The answer to both, for now, is apparently nix. The NYFF guys wanted to see Fury, I’m told, but it wasn’t ready in time. (Apparently Cieply was only shown portions of Ayer’s film.) Given the close relationship between Scorsese and NYFF director Kent Jones (they made the brilliant Letter to Elia together) I’d be surprised if it isn’t given some kind of surprise slot but…well, maybe not.
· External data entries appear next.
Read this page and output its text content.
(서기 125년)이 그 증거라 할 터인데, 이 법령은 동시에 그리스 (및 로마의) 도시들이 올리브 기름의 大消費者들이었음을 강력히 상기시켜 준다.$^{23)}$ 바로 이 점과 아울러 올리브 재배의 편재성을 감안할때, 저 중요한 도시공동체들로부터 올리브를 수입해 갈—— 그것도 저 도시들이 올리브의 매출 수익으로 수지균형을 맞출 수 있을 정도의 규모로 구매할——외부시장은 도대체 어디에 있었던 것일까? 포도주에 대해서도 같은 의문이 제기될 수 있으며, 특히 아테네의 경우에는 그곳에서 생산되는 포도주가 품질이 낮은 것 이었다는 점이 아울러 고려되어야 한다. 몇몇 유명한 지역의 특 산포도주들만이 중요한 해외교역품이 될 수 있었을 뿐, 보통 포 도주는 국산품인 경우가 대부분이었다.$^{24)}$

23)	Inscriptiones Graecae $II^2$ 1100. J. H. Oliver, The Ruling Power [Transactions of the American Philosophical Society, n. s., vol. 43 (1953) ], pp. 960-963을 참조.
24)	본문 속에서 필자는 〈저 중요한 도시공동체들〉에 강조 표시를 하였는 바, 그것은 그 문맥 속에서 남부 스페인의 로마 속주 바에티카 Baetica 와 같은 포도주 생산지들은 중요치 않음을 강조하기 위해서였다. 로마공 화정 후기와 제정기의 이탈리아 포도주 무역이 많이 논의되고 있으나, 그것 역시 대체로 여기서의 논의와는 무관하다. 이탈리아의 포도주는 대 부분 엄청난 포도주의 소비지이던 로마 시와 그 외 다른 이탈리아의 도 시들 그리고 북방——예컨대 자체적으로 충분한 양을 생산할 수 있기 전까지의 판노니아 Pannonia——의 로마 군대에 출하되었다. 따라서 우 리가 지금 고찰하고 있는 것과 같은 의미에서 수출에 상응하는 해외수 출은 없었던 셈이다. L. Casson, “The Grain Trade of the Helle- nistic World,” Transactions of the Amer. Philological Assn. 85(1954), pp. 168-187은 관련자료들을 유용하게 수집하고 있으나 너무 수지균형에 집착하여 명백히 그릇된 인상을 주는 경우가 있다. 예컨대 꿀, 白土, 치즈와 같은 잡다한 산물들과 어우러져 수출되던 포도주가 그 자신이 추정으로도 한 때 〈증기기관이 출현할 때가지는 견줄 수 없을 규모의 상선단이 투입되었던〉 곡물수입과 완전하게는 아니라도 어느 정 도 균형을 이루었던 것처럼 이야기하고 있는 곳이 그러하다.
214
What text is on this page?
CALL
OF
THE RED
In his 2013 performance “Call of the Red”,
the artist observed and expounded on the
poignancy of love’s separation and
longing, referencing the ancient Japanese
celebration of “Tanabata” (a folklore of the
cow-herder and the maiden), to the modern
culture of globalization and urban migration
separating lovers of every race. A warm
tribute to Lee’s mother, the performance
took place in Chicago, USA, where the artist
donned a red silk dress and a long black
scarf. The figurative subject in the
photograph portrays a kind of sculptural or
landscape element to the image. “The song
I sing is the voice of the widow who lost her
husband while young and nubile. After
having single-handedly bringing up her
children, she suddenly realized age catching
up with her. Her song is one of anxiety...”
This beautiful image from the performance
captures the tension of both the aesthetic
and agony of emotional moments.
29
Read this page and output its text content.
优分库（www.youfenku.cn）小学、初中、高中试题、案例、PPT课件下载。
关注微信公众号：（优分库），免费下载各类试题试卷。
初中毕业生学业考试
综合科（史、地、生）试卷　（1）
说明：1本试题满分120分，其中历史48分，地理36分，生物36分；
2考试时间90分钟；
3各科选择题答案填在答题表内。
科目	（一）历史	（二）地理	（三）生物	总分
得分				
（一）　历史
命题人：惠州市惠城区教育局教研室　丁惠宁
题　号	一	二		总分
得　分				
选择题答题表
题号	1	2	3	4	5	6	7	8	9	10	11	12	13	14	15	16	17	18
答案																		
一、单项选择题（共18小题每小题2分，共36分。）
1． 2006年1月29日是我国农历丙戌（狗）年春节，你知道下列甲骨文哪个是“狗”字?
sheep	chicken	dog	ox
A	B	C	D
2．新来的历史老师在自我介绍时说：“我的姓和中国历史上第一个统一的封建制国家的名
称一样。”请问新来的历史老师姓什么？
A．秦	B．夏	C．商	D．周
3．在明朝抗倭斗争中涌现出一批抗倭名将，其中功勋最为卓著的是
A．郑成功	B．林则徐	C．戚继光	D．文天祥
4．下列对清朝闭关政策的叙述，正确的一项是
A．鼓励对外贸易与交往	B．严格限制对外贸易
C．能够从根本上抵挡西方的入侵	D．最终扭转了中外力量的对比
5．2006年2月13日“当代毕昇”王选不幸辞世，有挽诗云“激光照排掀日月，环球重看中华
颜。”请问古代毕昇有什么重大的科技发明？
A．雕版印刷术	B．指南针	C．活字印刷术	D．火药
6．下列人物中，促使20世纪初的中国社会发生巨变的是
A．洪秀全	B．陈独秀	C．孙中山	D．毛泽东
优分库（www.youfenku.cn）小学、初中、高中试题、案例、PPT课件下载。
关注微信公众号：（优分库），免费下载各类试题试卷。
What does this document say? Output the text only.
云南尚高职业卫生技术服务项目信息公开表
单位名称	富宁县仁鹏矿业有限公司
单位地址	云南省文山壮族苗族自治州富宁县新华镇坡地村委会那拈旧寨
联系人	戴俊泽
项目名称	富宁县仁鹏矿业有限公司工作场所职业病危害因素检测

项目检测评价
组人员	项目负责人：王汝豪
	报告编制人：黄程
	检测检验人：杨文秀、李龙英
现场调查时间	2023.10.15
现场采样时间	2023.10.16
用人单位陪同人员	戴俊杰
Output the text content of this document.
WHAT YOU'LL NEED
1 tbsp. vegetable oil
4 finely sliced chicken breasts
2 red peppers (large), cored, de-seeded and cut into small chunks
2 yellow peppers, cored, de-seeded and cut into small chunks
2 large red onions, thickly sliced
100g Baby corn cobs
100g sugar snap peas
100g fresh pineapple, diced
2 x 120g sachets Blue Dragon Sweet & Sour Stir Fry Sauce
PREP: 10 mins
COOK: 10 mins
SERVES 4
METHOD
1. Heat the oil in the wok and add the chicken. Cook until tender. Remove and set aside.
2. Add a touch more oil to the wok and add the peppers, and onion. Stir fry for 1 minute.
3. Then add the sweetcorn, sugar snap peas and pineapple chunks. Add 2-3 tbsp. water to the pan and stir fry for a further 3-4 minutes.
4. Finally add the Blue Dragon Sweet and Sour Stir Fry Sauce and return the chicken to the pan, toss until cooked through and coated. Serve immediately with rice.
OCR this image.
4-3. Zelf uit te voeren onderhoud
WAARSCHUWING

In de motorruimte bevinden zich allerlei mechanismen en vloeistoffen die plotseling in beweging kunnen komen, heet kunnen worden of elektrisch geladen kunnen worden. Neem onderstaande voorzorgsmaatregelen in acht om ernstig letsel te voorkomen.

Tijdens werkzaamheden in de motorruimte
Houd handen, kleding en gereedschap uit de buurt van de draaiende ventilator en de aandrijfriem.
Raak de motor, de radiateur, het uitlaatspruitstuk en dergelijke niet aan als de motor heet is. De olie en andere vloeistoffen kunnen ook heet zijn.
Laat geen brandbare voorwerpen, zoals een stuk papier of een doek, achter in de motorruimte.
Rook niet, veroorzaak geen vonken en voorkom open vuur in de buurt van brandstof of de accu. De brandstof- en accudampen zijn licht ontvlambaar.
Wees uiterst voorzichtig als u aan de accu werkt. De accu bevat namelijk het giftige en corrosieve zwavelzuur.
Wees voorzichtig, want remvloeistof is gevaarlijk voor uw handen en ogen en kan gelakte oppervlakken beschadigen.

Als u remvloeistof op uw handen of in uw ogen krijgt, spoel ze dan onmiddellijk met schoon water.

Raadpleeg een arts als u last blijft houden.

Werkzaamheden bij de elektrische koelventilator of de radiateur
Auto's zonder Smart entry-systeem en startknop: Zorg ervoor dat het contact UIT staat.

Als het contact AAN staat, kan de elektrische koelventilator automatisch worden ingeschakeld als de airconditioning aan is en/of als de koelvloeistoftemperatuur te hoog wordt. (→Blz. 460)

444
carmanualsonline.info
I’ll only be attending the festival for about eight days (9.25 to 10.3 or something like that) but if I was there the whole time and hadn’t covered Toronto I’d definitely want to see Bennett Miller‘s Foxcatcher (a top-tier, true-crime gloomhead flick about a couple of very creepy real-life guys), Oren Moverman‘s Time Out of Mind (Richard Gere as a suczzy, homeless, trash-sifting bum), Yann Demange‘s ’71 (first-rate thriller set in ’70s Belfast with a little touch of Odd Man Out, screened last February in Berlin), Nick Broomfield‘s Tales of the Grim Sleeper (real-life South Central serial murder case), Abel Ferrara‘s Pasolini (killed by a chickenhawk), Damien Chazelle‘s Whiplash (everyone’s favorite at last January’s Sundance Film Festival), Abderrahmane Sissako‘s Timbuktu and Bertrand Bonello‘s Saint Laurent.
The rest of the choices represent my idea of spinach movies. You may have an entirely different view and that’s fine. Peruse at will and go to town, but don’t say I didn’t warn you.